Il filosofo fa un esempio molto calzante per mostrare l'importanza di Popper. Newton è stato un grande scienziato, forse il maggiore di sempre (anche se ogni assolutizzazione lascia il tempo che trova. Eppure, dice Agassi, la sua teoria è sbagliata: “Affermare da un lato che egli è un grande scienziato e dall’altro ammettere che la sua teoria è errata può suonare un po’ strano. Eppure, questo pensiero è forse la novità più importante introdotta da Popper”.
Popper ai suoi amici diceva: “Se tu hai ragione, allora io sono in errore”.
Oppure: “Trovo molto interessante ciò che dici, ma non credo che sia vero”.
Aggiunge Agassi: “Gli scienziati non amano parlare in questo modo e il risultato è che possiedono una filosofia della scienza assai primitiva e banale”. E i filosofi? Sono più sinceri e corretti degli scienziati?
Quanto ai filosofi, dice Agassi, “credo abbiano un solo, piccolo problema: come porsi nei confronti di Popper. In realtà è un problema mal posto, perché ciò che conta non è lo status di Popper, ma le sue idee. E i filosofi della scienza non potranno progredire fino a quando non prenderanno sul serio il suo pensiero”. Per chi batte invece il cuore dei filosofi della scienza secondo Agassi? Per Wittgenstein. E sbagliano. Perché?

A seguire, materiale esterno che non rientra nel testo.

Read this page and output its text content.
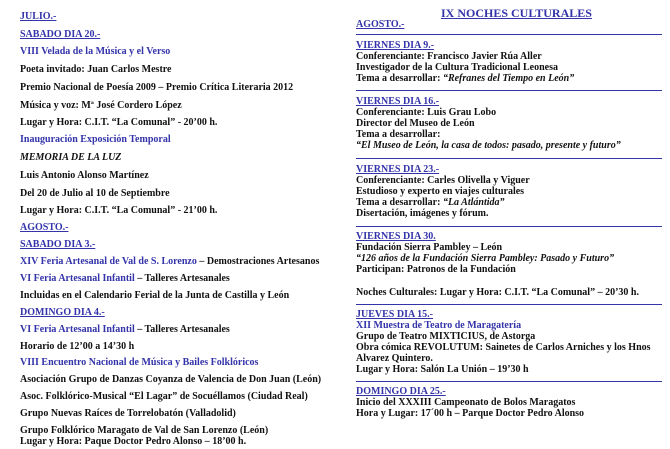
JULIO.-
SABADO DIA 20.-
VIII Velada de la Música y el Verso
Poeta invitado: Juan Carlos Mestre
Premio Nacional de Poesía 2009 – Premio Crítica Literaria 2012
Música y voz: Mª José Cordero López
Lugar y Hora: C.I.T. “La Comunal” - 20’00 h.
Inauguración Exposición Temporal
MEMORIA DE LA LUZ
Luis Antonio Alonso Martínez
Del 20 de Julio al 10 de Septiembre
Lugar y Hora: C.I.T. “La Comunal” - 21’00 h.
AGOSTO.-
SABADO DIA 3.-
XIV Feria Artesanal de Val de S. Lorenzo – Demostraciones Artesanos
VI Feria Artesanal Infantil – Talleres Artesanales
Incluidas en el Calendario Ferial de la Junta de Castilla y León
DOMINGO DIA 4.-
VI Feria Artesanal Infantil – Talleres Artesanales
Horario de 12’00 a 14’30 h
VIII Encuentro Nacional de Música y Bailes Folklóricos
Asociación Grupo de Danzas Coyanza de Valencia de Don Juan (León)
Asoc. Folklórico-Musical “El Lagar” de Socuéllamos (Ciudad Real)
Grupo Nuevas Raíces de Torrelobatón (Valladolid)
Grupo Folklórico Maragato de Val de San Lorenzo (León)
Lugar y Hora: Paque Doctor Pedro Alonso – 18’00 h.
IX NOCHES CULTURALES
AGOSTO.-
VIERNES DIA 9.-
Conferenciante: Francisco Javier Rúa Aller
Investigador de la Cultura Tradicional Leonesa
Tema a desarrollar: “Refranes del Tiempo en León”
VIERNES DIA 16.-
Conferenciante: Luis Grau Lobo
Director del Museo de León
Tema a desarrollar:
“El Museo de León, la casa de todos: pasado, presente y futuro”
VIERNES DIA 23.-
Conferenciante: Carles Olivella y Viguer
Estudioso y experto en viajes culturales
Tema a desarrollar: “La Atlántida”
Disertación, imágenes y fórum.
VIERNES DIA 30.
Fundación Sierra Pambley – León
“126 años de la Fundación Sierra Pambley: Pasado y Futuro”
Participan: Patronos de la Fundación
Noches Culturales: Lugar y Hora: C.I.T. “La Comunal” – 20’30 h.
JUEVES DIA 15.-
XII Muestra de Teatro de Maragatería
Grupo de Teatro MIXTICIUS, de Astorga
Obra cómica REVOLUTUM: Sainetes de Carlos Arniches y los Hnos
Alvarez Quintero.
Lugar y Hora: Salón La Unión – 19’30 h
DOMINGO DIA 25.-
Inicio del XXXIII Campeonato de Bolos Maragatos
Hora y Lugar: 17´00 h – Parque Doctor Pedro Alonso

Perché “Wittgenstein sapeva poco di scienza e ciò che ha detto non ha alcun valore; non conosceva molto neanche la logica”. Il giudizio di Agassi è senza appello. Ma riesce ad essere anche più drastico quando dice: “Nel XX secolo sono stati pochi coloro che hanno offerto un contributo duraturo alla filosofia. Tra questi, cito Bertrand Russel, Karl Popper, Willard Van Orman Quine e Mario Bunge. Tutti gli altri sono dimenticati e nessuno sa indicare quali siano stati i loro contributi importanti”. Francamente, il giudizio di Agassi è inaccettabile. Se lo sentisse Popper forse lo inviterebbe ad essere un po’ più cauto. In fondo, il suo giudizio è pur sempre quello di un uomo, di un dotto ignorante, e come tale è sottoposto al principio cardine della filosofia di Popper: la fallibilità. Gli uomini si sbagliano.
Agassi, però, dice anche delle altre cose interessanti. A proposito dell¹affermazione di questo o quel filsofo. Dice: “Come fanno i filosofi a decidere quali siano le idee dei contemporanei che vanno prese in considerazione? È singolare che molti filosofi diventino famosi perché sono professori in importanti università e sono sponsorizzati da noti scienziati.
Ma subito dopo la loro morte vengono dimenticati perché non hanno scritto nulla che sia degno di citazione”. Speriamo che ad Agassi sorrida un destino migliore dei tanti suoi colleghi passati in men che non si dica dalla fama all’oblio.